According to Inc.com, an appraiser should know which parties are intended to use the appraisal report. The appraiser can then identify the authorized parties in the report as the ones cleared to use it. For instance, an entrepreneur who wants to purchase real estate usually shares the appraisal with the person selling the property, the bank that is lending money for the purchase, and sometimes a local property tax appeal board. These entities would be listed on the report as being authorized to view it.

Some entrepreneurs may not know exactly what kind of appraisal they want. Discussing the matter with an appraiser can provide some guidance. You may only want a report that you can read, also known as a restricted-use report. Conversely, a summary report can be used by any party you wish. Some business owners request a self-contained report, which contains many data descriptions and analyses, but entrepreneurs seldom ask for this kind of report.

Appraisals contain sensitive information, which is why appraisers strictly control who may see the final report. If you are concerned about an appraised tax value on your property ending up higher than the assessed value, the appraiser will not release the results to the local property tax board unless you grant your approval to do so. If an appraiser is conducting a report on behalf of a financial lender, the report will not be provided to a borrower.

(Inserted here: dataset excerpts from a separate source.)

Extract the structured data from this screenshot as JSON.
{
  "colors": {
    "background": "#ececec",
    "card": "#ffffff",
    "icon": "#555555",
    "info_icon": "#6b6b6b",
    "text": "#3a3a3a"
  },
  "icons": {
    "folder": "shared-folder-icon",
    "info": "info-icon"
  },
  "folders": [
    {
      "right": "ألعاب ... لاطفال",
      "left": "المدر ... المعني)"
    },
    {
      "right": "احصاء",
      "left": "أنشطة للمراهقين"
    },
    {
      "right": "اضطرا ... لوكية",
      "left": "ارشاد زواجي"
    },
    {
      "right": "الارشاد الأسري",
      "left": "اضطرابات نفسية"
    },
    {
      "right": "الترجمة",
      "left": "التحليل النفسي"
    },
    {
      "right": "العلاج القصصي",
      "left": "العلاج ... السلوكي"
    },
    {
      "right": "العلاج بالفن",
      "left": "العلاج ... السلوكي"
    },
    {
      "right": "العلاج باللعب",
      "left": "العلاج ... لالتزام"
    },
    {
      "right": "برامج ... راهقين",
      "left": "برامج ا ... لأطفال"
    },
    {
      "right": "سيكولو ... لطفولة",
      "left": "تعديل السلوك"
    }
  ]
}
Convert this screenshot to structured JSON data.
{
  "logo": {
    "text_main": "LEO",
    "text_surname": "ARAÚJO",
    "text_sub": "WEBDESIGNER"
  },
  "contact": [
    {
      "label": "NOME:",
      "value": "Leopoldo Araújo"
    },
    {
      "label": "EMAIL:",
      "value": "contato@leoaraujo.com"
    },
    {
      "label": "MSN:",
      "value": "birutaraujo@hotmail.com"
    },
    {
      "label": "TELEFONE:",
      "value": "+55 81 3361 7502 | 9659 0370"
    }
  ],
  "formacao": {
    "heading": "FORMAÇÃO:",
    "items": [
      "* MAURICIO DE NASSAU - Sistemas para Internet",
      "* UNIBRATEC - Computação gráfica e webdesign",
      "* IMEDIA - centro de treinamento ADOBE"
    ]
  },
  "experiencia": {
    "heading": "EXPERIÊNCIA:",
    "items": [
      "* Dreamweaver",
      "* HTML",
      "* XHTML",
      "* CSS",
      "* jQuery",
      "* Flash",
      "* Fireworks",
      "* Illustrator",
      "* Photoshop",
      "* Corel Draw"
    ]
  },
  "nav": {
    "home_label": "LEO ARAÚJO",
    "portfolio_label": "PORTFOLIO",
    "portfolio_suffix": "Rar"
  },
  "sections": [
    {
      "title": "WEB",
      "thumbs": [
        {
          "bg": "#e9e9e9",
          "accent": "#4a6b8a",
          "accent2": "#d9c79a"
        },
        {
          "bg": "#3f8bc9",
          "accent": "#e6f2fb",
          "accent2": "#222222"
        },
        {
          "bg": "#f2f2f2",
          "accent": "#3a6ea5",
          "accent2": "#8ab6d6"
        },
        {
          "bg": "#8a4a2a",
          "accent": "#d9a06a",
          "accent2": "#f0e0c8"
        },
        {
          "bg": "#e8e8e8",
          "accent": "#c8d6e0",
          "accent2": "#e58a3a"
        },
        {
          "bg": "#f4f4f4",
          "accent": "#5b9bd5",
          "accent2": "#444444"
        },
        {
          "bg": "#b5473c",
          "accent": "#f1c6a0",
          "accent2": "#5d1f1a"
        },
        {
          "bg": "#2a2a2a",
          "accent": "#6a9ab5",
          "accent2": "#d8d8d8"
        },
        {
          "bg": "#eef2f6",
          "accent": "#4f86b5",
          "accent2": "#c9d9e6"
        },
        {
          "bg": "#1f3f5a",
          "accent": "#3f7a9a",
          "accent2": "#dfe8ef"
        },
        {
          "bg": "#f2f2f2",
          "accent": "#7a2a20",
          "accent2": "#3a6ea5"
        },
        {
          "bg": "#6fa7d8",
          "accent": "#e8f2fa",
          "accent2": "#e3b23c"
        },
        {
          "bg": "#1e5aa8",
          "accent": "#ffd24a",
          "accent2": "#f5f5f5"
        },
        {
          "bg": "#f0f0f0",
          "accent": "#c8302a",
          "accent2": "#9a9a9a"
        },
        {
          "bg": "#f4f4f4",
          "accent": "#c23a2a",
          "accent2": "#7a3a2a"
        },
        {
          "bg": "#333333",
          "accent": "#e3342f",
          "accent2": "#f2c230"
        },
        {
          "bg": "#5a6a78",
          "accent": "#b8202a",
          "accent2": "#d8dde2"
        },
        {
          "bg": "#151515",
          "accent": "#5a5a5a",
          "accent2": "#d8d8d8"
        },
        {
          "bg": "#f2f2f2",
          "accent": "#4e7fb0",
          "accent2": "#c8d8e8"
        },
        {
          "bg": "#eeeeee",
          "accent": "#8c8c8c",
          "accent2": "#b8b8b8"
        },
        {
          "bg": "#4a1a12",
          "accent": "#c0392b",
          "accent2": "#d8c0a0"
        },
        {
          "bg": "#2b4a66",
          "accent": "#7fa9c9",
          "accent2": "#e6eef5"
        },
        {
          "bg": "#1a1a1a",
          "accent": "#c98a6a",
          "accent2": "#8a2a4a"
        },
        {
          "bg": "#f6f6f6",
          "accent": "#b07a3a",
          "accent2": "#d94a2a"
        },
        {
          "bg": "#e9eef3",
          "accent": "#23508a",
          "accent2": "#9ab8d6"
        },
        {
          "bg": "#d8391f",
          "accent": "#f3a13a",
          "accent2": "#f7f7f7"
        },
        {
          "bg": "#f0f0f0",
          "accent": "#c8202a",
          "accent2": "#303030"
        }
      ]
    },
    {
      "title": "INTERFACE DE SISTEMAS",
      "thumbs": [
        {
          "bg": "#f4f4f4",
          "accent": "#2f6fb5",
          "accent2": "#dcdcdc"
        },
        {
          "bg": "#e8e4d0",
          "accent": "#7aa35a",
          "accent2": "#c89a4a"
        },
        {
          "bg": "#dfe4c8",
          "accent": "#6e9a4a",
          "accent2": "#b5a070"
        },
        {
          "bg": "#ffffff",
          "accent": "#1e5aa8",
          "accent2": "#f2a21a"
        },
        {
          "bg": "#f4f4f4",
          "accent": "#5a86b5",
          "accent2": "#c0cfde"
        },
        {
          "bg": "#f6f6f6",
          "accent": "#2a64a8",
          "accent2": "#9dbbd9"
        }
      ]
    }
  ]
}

Appraisers are bound by ethical standards and could face revocation of their certification for violating them. For this same reason, an appraiser may not comply with a request of yours on ethical grounds. These standards help protect your interests if you seek to buy commercial real estate. Since Dallas entrepreneurs will have different questions about appraising a property, read this article only as information and not as a substitute for the advice of a professional attorney.